Rennes : Près de 200 jeunes rassemblés, malgré la décision de fermeture

Le Télégramme, 12 novembre 2014 :

L’assemblée générale consacrée à la mort du jeune écologiste Rémi Fraisse, le 26 octobre dernier dans le Tarn, s’est bien tenue ce mercredi, sur le campus de l’université Rennes 2. Les étudiants ont appelé à une nouvelle AG pour ce jeudi à la mi-journée.
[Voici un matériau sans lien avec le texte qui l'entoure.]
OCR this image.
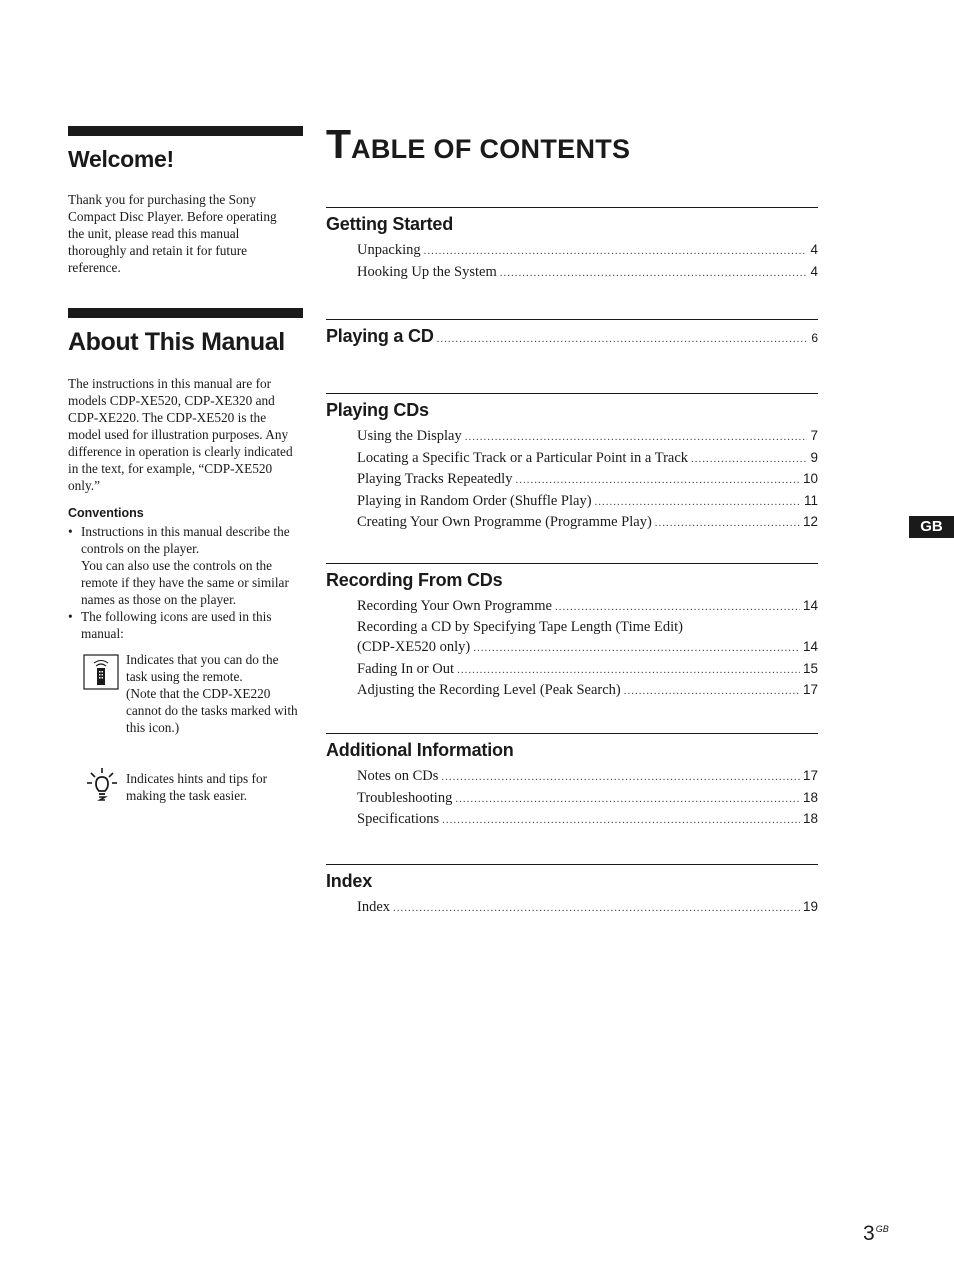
Welcome!
Thank you for purchasing the Sony Compact Disc Player. Before operating the unit, please read this manual thoroughly and retain it for future reference.
About This Manual
The instructions in this manual are for models CDP-XE520, CDP-XE320 and CDP-XE220. The CDP-XE520 is the model used for illustration purposes. Any difference in operation is clearly indicated in the text, for example, “CDP-XE520 only.”
Conventions
• Instructions in this manual describe the controls on the player.
You can also use the controls on the remote if they have the same or similar names as those on the player.
• The following icons are used in this manual:
Indicates that you can do the task using the remote.
(Note that the CDP-XE220 cannot do the tasks marked with this icon.)
Indicates hints and tips for making the task easier.
TABLE OF CONTENTS
Getting Started
Unpacking .....	4
Hooking Up the System .....	4
Playing a CD .....	6
Playing CDs
Using the Display .....	7
Locating a Specific Track or a Particular Point in a Track .....	9
Playing Tracks Repeatedly .....	10
Playing in Random Order (Shuffle Play) .....	11
Creating Your Own Programme (Programme Play) .....	12
Recording From CDs
Recording Your Own Programme .....	14
Recording a CD by Specifying Tape Length (Time Edit)
(CDP-XE520 only) .....	14
Fading In or Out .....	15
Adjusting the Recording Level (Peak Search) .....	17
Additional Information
Notes on CDs .....	17
Troubleshooting .....	18
Specifications .....	18
Index
Index .....	19
GB
$3^{GB}$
Ce mercredi, près de 200 jeunes se sont réunis en assemblée générale sur le campus de l’université Rennes 2, malgré sa fermeture pour « raisons de sécurité » prononcée par Jean-Émile Gombert. Le président de l’établissement a expliqué sa décision par le fait que l’appel à cette première assemblée générale figurait au bas d’un tract appelant à une manifestation, samedi dernier, dans les rues de Rennes, intitulé « Rémi est mort: faisons mouvement contre la police ». Pour lui, cet appel était le fait de personnes extérieures à l’université et son mot d’ordre était à « caractère violent », d’où sa décision, prise mardi de fermer l’université pendant 24 heures, ce mercredi.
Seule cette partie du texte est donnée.